Caregivers, like any service professionals with some training, teach. There are right ways, wrong ways of doing almost any little thing, so imparting the shoulds is a necessary evil, a part of the job. But to teach there must be a student, a willing audience, which means a hierarchy, one has more status than another. More important than relaying the shoulds, the empirical data, or knowledge, is hearing the pain, the frustration, actively listening and validating. There will be time to teach.

(4) Gift Four: Share
Most of us keep our shame, our lives, what makes us different, to ourselves. We don't trust others not to blab. But that concept: You're only as sick as your secrets, is worth considering, especially when in a relationship with a person with obvious trauma, even as a caregiver. The one with the physical impairment cannot keep his a secret. It's unfair.

Our emotional disabilities, the things that hold us back, are worth sharing. The details aren't necessary right away, we're entitled to our psychological privacy. But shame about negative events is self-destructive, implies a fear of exposure, anxiety, something missing socially. The way back is sharing some of it. Sharing with someone who has a physical disability works both ways, helps the one who shares, and the one who listens.

Why? When someone shares with us the process elevates our status. We merit the share, feel important. This is the intimacy, the glue of relationships. She shared. I must be good, trustworthy-- worthy of a good tell.

(5) Gift Five: Absorb the patient's frustration

Don't take anger, depression, sadness, frustration as your fault, although you may certainly have a part in the drama. Yours, however, is likely a very small part, if caregiver is your role. Taking negative affect (anger, frustration, depression) personally, minimizes the role of fate, the role of circumstance, luck, and the roles of others. We're not that important. Our job is to let it happen, another's negative affect, to encourage venting. Venting is survival, elemental to healing emotionally. Hearing it is a part of the job.  

(6)  Gift Six: Respect resistance. 
Helpers usually encounter resistance. When a routine is rejected, when someone who needs help pushes us away, best to wait, as long as possible. This means enduring long silences, and when they are long enough, asking for suggestions.

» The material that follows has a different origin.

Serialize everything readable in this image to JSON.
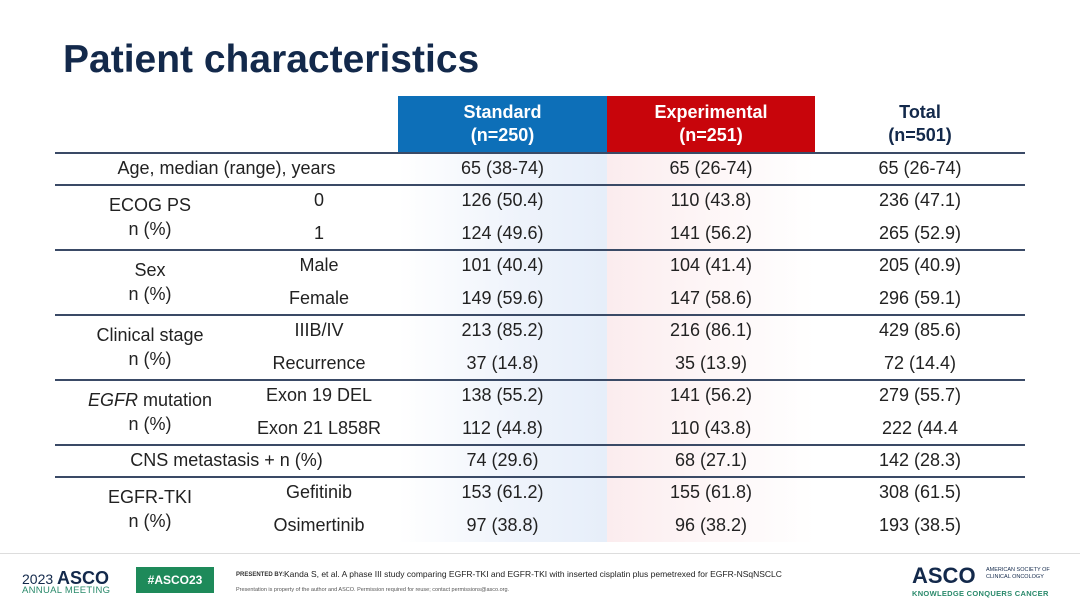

Resistance is usually about powerlessness, lacking control, and we have to pay homage to it, because accepting that can take a long, long time. 

That said, some people like it that there is someone in bossy control of a situation. 
But the silence. The silence. Silence in any situation, especially a combative, resistant situation, can a good thing. Unless that person wants us to talk, to sing. Most of us aren't hired, not usually, to entertain. We have to get comfortable allowing our friends who have lost so much of what we take for granted, the chance to grieve, to resist.

Five Stars, Jo Jo Moyes. Not just chick lit.